How functions are compiled? Are function calls expanded inline or are actually CALLED?


As far as I know, the current limit on the size of cuda kernels is 2million PTX instructions which would round off to about 2 MB.

I am trying to create an application which would do a lot of work on the GPU and the kernel would be quite large. I intend to use functions to distribute the work (just like anyone on this planet). I read somewhere that function calls are expanded inline. Is that true? If yes, then will all my device functions be part of a one huge piece of code and result in a massive kernel (or possibly an error!)? Or are the device function calls actually follow the regular stack push-pop on GPU as they do for the CPU?

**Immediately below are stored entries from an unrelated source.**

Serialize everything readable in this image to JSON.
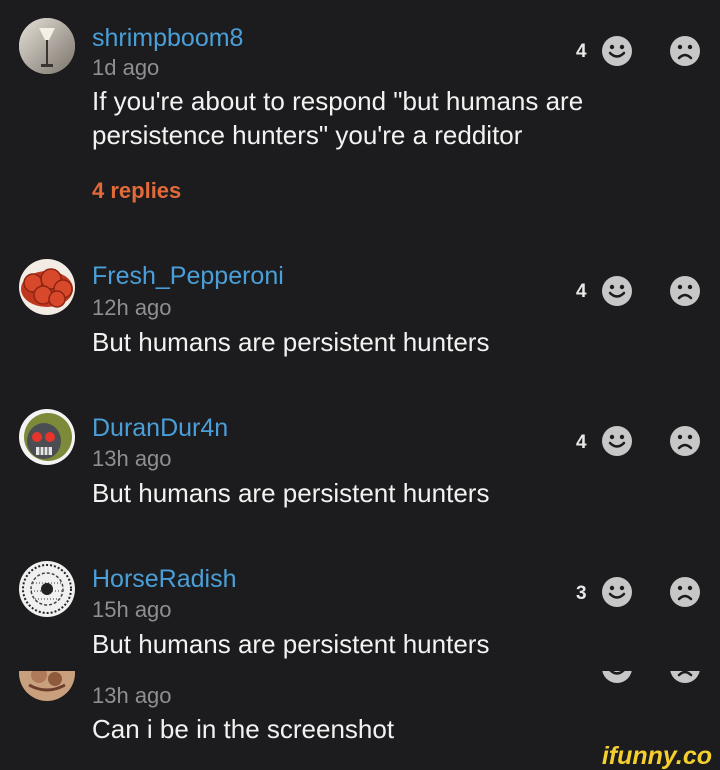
{
  "comments": [
    {
      "username": "shrimpboom8",
      "time": "1d ago",
      "text": "If you're about to respond \"but humans are persistence hunters\" you're a redditor",
      "replies": "4 replies",
      "likes": "4",
      "avatar": "avatar-lamp"
    },
    {
      "username": "Fresh_Pepperoni",
      "time": "12h ago",
      "text": "But humans are persistent hunters",
      "likes": "4",
      "avatar": "avatar-pepperoni"
    },
    {
      "username": "DuranDur4n",
      "time": "13h ago",
      "text": "But humans are persistent hunters",
      "likes": "4",
      "avatar": "avatar-monkey"
    },
    {
      "username": "HorseRadish",
      "time": "15h ago",
      "text": "But humans are persistent hunters",
      "likes": "3",
      "avatar": "avatar-sketch"
    },
    {
      "time": "13h ago",
      "text": "Can i be in the screenshot"
    }
  ],
  "icons": {
    "like": "smile-icon",
    "dislike": "sad-icon"
  },
  "colors": {
    "background": "#1c1c1e",
    "username": "#4a9fd8",
    "replies": "#e26a3a",
    "icon": "#c7c7c7"
  },
  "watermark": "ifunny.co"
}
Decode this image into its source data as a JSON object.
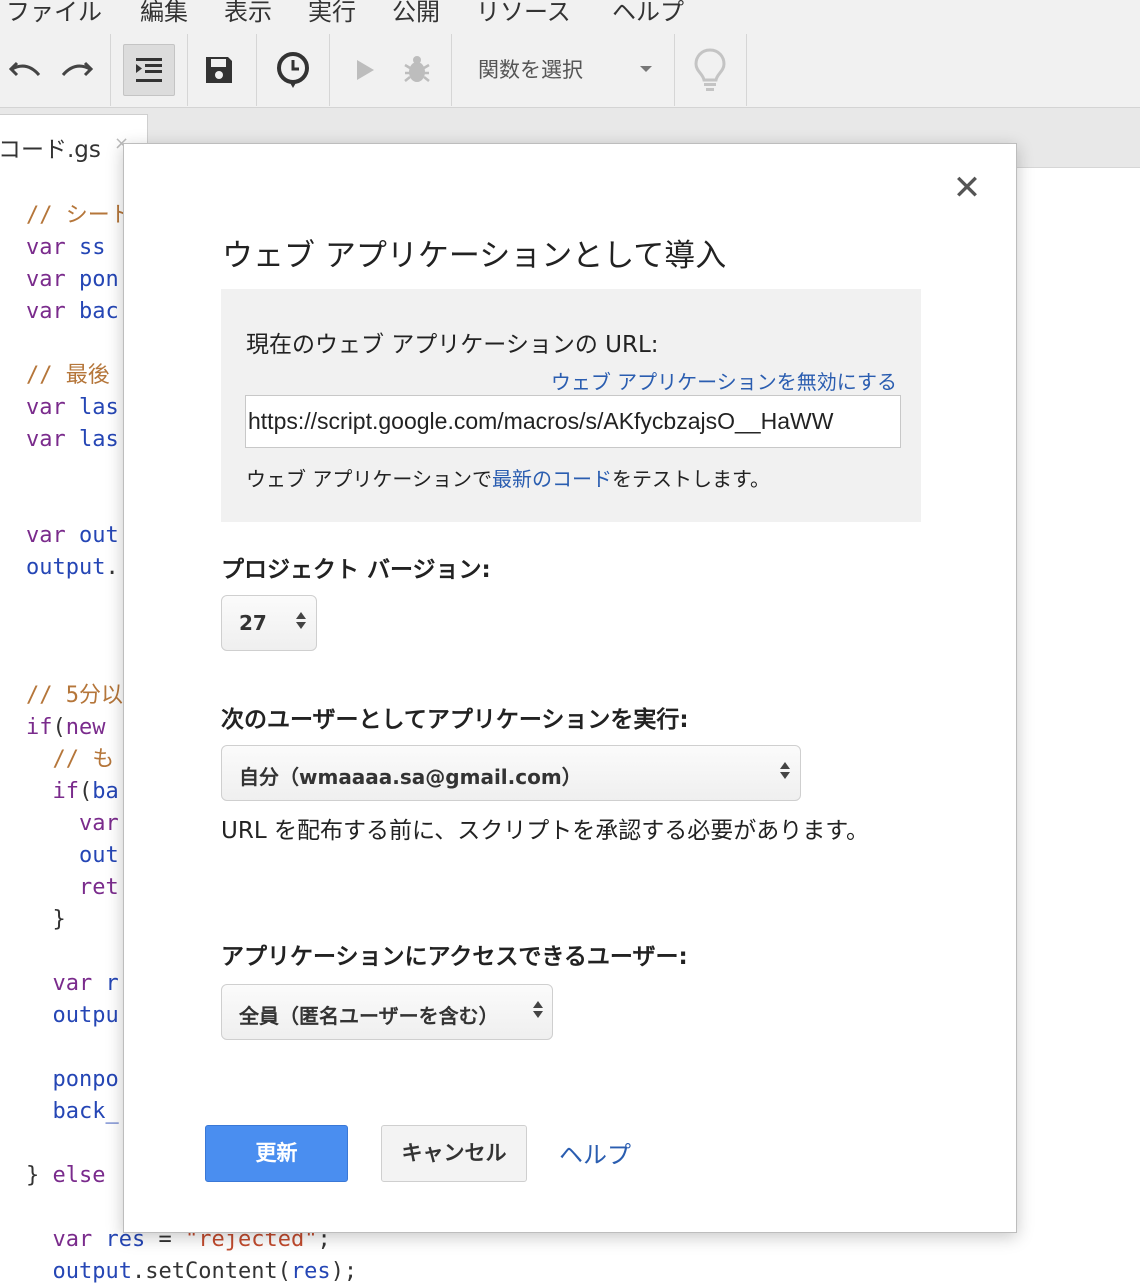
{
  "menubar": {
    "items": [
      "ファイル",
      "編集",
      "表示",
      "実行",
      "公開",
      "リソース",
      "ヘルプ"
    ]
  },
  "toolbar": {
    "function_select_label": "関数を選択",
    "icons": [
      "undo-icon",
      "redo-icon",
      "indent-icon",
      "save-icon",
      "triggers-icon",
      "run-icon",
      "debug-icon",
      "lightbulb-icon"
    ]
  },
  "tabs": {
    "file_tab_label": "コード.gs",
    "close_glyph": "×"
  },
  "code_lines": [
    {
      "text": "// シート",
      "cls": "cm"
    },
    {
      "text": "var ss",
      "cls": "id",
      "kw": "var"
    },
    {
      "text": "var pon",
      "cls": "id",
      "kw": "var"
    },
    {
      "text": "var bac",
      "cls": "id",
      "kw": "var"
    },
    {
      "text": "// 最後",
      "cls": "cm"
    },
    {
      "text": "var las",
      "cls": "id",
      "kw": "var"
    },
    {
      "text": "var las",
      "cls": "id",
      "kw": "var"
    },
    {
      "text": "var out",
      "cls": "id",
      "kw": "var"
    },
    {
      "text": "output.",
      "cls": "id"
    },
    {
      "text": "// 5分以",
      "cls": "cm"
    },
    {
      "text": "if(new",
      "cls": "kw"
    },
    {
      "text": "  // も",
      "cls": "cm"
    },
    {
      "text": "  if(ba",
      "cls": "kw"
    },
    {
      "text": "    var",
      "cls": "kw"
    },
    {
      "text": "    out",
      "cls": "id"
    },
    {
      "text": "    ret",
      "cls": "kw"
    },
    {
      "text": "  }",
      "cls": "pl"
    },
    {
      "text": "  var r",
      "cls": "kw"
    },
    {
      "text": "  outpu",
      "cls": "id"
    },
    {
      "text": "  ponpo",
      "cls": "id"
    },
    {
      "text": "  back_",
      "cls": "id"
    },
    {
      "text": "} else",
      "cls": "kw"
    },
    {
      "text": "  var res = \"rejected\";",
      "cls": "mixed1"
    },
    {
      "text": "  output.setContent(res);",
      "cls": "mixed2"
    }
  ],
  "dialog": {
    "close_glyph": "✕",
    "title": "ウェブ アプリケーションとして導入",
    "current_url_label": "現在のウェブ アプリケーションの URL:",
    "disable_link": "ウェブ アプリケーションを無効にする",
    "url_value": "https://script.google.com/macros/s/AKfycbzajsO__HaWW",
    "test_prefix": "ウェブ アプリケーションで",
    "test_link": "最新のコード",
    "test_suffix": "をテストします。",
    "project_version_label": "プロジェクト バージョン:",
    "project_version_value": "27",
    "execute_as_label": "次のユーザーとしてアプリケーションを実行:",
    "execute_as_value": "自分（wmaaaa.sa@gmail.com）",
    "approve_note": "URL を配布する前に、スクリプトを承認する必要があります。",
    "access_label": "アプリケーションにアクセスできるユーザー:",
    "access_value": "全員（匿名ユーザーを含む）",
    "update_button": "更新",
    "cancel_button": "キャンセル",
    "help_link": "ヘルプ"
  },
  "colors": {
    "primary_button": "#4a8ef0",
    "link": "#2a5db0",
    "keyword": "#7a2b8c",
    "identifier": "#2546b5",
    "comment": "#b5763a",
    "string": "#c24b2e"
  }
}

On compute capability 1.x functions are always inlined as no call stack exists. On compute capability 2.x it is by default the decision of the compiler. You can declare a function as noinline to prevent inlining. This might prevent code bloat if a device function is used multiple times in a kernel and somehow the compiler still decides to inline it (e.g. because that would open up additional possibilities for optimization).

Just for completeness, there is also forceinline as a counterpart to noinline. Since code size is of concern here, noinline is probably the function attribute of more interest in this case.

@tera; I am with GTX470 and is compute 2.0 capable. relaxes Thanks for the clarification

@njuffa: Thanks for that valueable complement to the previous answer.